= Zheng Lu =

Chinese artist

Zheng Lu (郑路) (born 1978 in Inner Mongolia, China) is an artist based in Beijing. Zheng Lu studied at Lu Xun Fine Arts Academy from 1998 to 2003 before continuing to Beijing's Central Academy of Fine Arts from 2004 until 2007. While still in school, Zheng won the LVMH Prize, which provided the artist with three months training at the École nationale supérieure des Beaux-Arts (ENSBA) in Paris. Zheng has mainly produced sculpture and installation work with steel structure, and also two-dimensional, multimedia, stage and public art.

Zheng Lu's first solo exhibitions were in Beijing, starting in 2009 at New Age Gallery with "Interpreting Nonexistence." In 2010 at F2 Gallery, Zheng had a showing of sculptures titled, "Zheng Lu: Object Distance." That year Zheng also showed "Constellations Shen and Shang," at J Art in Shanghai.
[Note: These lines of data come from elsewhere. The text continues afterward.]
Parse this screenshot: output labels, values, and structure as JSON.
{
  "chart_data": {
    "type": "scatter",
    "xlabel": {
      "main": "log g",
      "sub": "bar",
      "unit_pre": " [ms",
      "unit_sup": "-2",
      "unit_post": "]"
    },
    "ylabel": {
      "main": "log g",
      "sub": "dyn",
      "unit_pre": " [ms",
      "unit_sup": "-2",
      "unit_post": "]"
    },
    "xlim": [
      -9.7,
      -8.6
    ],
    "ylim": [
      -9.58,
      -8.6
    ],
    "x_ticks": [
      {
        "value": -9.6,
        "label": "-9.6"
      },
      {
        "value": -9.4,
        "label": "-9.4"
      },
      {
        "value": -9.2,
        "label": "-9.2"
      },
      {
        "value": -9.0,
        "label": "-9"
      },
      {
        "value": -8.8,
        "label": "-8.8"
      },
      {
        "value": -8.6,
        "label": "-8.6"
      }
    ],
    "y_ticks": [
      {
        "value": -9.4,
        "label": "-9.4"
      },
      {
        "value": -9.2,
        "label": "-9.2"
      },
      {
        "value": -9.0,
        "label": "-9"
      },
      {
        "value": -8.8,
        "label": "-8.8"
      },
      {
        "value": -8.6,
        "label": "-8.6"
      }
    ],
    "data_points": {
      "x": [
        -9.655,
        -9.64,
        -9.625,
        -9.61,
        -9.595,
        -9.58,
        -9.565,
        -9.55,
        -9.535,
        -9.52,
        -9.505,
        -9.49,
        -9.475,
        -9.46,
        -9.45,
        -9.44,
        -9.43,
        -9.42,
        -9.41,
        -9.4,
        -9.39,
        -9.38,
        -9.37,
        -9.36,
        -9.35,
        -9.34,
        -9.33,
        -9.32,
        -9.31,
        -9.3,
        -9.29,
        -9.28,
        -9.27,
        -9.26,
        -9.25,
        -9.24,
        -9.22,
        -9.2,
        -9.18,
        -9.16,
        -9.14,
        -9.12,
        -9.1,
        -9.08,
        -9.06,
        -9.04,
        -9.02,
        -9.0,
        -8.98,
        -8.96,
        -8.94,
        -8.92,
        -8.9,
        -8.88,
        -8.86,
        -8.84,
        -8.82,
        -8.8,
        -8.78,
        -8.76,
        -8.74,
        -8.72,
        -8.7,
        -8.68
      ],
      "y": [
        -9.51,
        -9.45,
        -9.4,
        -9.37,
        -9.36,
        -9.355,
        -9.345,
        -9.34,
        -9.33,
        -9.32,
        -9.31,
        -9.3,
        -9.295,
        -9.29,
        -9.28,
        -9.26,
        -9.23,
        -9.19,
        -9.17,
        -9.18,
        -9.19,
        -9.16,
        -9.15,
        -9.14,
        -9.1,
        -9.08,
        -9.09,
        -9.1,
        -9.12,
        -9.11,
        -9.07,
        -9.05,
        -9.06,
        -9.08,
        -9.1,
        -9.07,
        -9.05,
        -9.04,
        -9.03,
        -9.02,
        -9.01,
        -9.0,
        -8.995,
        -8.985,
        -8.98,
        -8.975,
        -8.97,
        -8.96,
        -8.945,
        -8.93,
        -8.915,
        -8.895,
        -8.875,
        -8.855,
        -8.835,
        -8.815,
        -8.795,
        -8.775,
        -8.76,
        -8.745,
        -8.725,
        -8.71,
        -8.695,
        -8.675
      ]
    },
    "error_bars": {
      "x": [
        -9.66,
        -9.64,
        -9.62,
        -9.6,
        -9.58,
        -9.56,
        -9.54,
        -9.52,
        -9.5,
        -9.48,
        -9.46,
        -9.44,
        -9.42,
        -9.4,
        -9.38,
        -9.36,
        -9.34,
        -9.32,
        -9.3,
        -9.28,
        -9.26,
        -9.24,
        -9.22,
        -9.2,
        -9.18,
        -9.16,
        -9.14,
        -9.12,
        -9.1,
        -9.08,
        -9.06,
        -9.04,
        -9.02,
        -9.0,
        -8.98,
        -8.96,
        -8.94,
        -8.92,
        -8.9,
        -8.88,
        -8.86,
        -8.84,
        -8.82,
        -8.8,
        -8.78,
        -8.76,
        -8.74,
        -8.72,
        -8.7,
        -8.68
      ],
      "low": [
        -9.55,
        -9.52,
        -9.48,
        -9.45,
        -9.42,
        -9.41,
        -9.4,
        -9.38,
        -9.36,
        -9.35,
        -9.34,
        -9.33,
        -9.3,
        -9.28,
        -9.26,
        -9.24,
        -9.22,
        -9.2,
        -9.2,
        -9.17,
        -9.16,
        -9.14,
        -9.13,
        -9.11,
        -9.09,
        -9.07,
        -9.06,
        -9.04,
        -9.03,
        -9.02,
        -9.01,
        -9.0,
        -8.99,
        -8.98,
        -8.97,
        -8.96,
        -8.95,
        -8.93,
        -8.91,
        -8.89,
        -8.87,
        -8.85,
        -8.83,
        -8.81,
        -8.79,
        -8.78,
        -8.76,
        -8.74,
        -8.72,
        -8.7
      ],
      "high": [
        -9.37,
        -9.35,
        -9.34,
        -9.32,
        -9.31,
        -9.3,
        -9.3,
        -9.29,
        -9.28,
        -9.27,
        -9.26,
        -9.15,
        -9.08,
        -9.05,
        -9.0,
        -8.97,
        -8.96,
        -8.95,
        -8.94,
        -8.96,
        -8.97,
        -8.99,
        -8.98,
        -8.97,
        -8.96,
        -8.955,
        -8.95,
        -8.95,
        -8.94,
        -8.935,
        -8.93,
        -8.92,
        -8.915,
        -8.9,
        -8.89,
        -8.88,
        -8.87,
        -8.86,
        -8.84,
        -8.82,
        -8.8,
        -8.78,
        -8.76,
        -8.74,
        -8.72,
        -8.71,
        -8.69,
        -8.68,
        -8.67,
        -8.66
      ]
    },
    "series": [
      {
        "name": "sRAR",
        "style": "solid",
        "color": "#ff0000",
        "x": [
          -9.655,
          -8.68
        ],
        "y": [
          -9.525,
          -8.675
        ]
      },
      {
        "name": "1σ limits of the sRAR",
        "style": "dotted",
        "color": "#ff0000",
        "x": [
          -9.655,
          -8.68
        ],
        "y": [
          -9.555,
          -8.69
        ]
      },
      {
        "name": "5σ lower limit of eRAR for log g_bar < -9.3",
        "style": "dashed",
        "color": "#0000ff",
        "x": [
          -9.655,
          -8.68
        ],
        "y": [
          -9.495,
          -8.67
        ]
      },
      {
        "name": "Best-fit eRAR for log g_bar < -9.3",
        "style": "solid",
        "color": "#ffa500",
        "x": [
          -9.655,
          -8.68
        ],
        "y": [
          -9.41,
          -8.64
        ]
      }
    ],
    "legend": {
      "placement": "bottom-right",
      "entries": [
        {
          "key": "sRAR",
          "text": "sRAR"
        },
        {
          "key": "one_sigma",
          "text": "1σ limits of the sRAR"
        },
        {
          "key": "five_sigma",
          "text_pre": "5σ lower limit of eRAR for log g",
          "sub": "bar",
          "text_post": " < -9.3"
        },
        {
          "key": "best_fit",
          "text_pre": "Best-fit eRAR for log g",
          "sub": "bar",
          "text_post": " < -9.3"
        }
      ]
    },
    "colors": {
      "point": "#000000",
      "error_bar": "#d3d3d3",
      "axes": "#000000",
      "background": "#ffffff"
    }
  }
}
In 2011 Zheng had a solo show "Passage of Time" at Schoeni Art Gallery, Hong Kong and then "Bow Without an Arrow," at MOT/ARTS in Taipei. His most recent solo exhibition was "Water from Water," at Shanghai Gallery of Art. In October 2015, ZHENG Lu's solo exhibition, “SHIOSAI”, was on view in Museum of Contemporary Art, Taipei, Taiwan(MOCA, TAIPEI). In 2016, his “Transition” and “Re-sist-ance” was respectively exhibited in Parkview Museum, Beijing, and Long Museum, Shanghai, China. Zheng has gradually formed and improved his own aesthetic logic and vocabulary. Through incorporating into art material, scripts, water, time, space, and other relevant concepts, he developed his unique style in art.